A Teaneck mother of two, Iovino was an architect working with her husband, Anthony, at the family’s firm.

Her life revolved around family and her bustling career, but her stroke resulted in aphasia — a communication disorder that impairs the expression and understanding of spoken language, reading and writing.

It occurs most often from a stroke or traumatic brain injury. This frustrating condition affects a person’s ability to communicate, but does not affect his or her intellect.

Iovino is among the 2.5 million Americans who live with aphasia, which is more than Parkinson’s disease, multiple sclerosis and muscular dystrophy.
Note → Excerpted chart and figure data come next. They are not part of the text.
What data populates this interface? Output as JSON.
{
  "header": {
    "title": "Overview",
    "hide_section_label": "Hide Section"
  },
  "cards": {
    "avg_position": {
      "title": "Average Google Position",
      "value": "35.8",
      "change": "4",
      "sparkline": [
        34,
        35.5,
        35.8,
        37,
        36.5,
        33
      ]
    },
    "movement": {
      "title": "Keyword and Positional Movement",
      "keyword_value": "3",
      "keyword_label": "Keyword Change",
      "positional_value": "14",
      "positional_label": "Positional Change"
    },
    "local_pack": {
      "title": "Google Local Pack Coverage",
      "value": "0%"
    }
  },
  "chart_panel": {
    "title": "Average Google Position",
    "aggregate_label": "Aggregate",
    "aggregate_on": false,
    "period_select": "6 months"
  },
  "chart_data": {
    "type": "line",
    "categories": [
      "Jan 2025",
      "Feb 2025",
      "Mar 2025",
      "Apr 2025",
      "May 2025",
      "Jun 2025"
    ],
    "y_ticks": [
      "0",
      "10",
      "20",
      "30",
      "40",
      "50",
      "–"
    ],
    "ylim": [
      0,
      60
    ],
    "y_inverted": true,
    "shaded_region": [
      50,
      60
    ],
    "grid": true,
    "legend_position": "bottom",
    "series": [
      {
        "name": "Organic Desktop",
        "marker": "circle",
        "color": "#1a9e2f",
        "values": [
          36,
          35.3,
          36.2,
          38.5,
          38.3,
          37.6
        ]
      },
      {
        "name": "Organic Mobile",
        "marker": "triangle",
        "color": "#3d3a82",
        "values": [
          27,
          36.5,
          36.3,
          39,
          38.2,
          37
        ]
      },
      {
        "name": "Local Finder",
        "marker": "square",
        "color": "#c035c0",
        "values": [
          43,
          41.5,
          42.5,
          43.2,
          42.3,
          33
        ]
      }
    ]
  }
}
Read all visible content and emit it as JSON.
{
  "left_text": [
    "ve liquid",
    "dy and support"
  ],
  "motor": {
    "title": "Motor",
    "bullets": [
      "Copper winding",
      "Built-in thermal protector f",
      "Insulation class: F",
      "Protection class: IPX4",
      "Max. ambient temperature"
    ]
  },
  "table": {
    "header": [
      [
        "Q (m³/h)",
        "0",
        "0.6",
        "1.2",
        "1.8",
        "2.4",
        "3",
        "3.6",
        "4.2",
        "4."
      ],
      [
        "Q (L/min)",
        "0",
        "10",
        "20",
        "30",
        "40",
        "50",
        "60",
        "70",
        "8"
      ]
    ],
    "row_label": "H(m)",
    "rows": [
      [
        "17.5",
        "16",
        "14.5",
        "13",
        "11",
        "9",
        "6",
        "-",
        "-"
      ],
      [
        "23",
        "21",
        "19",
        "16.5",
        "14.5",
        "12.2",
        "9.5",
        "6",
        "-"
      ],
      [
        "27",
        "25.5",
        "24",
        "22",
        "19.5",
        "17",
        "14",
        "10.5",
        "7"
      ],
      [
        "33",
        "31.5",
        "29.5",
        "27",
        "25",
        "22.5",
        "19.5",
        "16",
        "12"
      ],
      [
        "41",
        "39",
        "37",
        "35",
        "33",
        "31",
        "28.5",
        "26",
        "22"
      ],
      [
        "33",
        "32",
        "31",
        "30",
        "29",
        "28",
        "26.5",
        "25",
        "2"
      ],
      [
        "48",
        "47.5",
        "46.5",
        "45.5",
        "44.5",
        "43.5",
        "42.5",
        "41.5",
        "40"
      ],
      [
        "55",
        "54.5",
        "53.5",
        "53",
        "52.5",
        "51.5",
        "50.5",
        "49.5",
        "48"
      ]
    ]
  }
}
More than 70,000 New Jerseyans alone live with aphasia.

She has since been able to turn her life around with Maywood's Adler Aphasia Center, and will be debuting her handmade jewelry on Wednesday.

Iovino and other artists in the center's Something Special vocational artisan program are holding a Spring Boutique from 4 p.m. to 8 p.m. at the Adler Aphasia Center, 60 W. Hunter Ave.

Iovino joined the Adler Aphasia Center in 2006 out of sheer determination to rebuild her communication skills and move on with her.

As a member, she would regularly challenge herself with aphasia software exercises and use technology to practice her communication skills. Adler’s Life Skills groups that Rebecca participates in helped her to build her language skills and her self-confidence while increasing her self-esteem.

An artist at heart, one of her favorite groups as a member is Something Special, a member-run boutique offering unique, handcrafted one-of-a-kind jewelry and gifts created by Adler’s members with aphasia.

Iovino has taken a leadership role in the last few years in running the jewelry classes, teaching fellow members with aphasia the fundamentals skills they need to master the craft and inspiring them with her creative eye for color and texture.

When she’s not at the center, you can find her taking jewelry-making classes and creating her own glass beads at a local program in her community. Her hand made glass beads and fine craftsmanship are the essence of the program’s “couture line,” creating one-of-a-kind jewelry pieces for Something Special’s discerning customers.

Iovino finds that this program is especially meaningful to her as she is able to give back to the aphasia community. The Something Special team of artisans have built strategic partnerships with area corporations, businesses and healthcare facilities as the team frequently goes on the road to these venues to sell their products at vendor fairs or home-hosted jewelry parties.

At these events, Iovino and her fellow members sell their handcrafted pieces, using the communication skills they have learned at the center, while teaching the community about aphasia. Each gift sold comes with a bio of the artisan, so that buyers learn the back stories of the artisans, almost all who are stroke survivors, who created the piece they purchased. Buyers are so impressed with the quality of their products, the members’ personal stories and what the proceeds are supporting, that they are frequently invited back to hold additional sale events.

More than 40 talented artisans with aphasia create one-of-a-kind pieces using the finest materials.

All proceeds support the Adler Aphasia Center’s Scholarship Fund, so that no one is turned away from participating in the Center’s programs and services. To date, Something Special sales have exceeded $330,000, selling more than 26,000 gifts since its inception in 2009.

This program has been instrumental in Adler Aphasia Center’s mission: to raise awareness about aphasia in area communities and to help members rebuild their communication skills so that they can lead a better quality of life.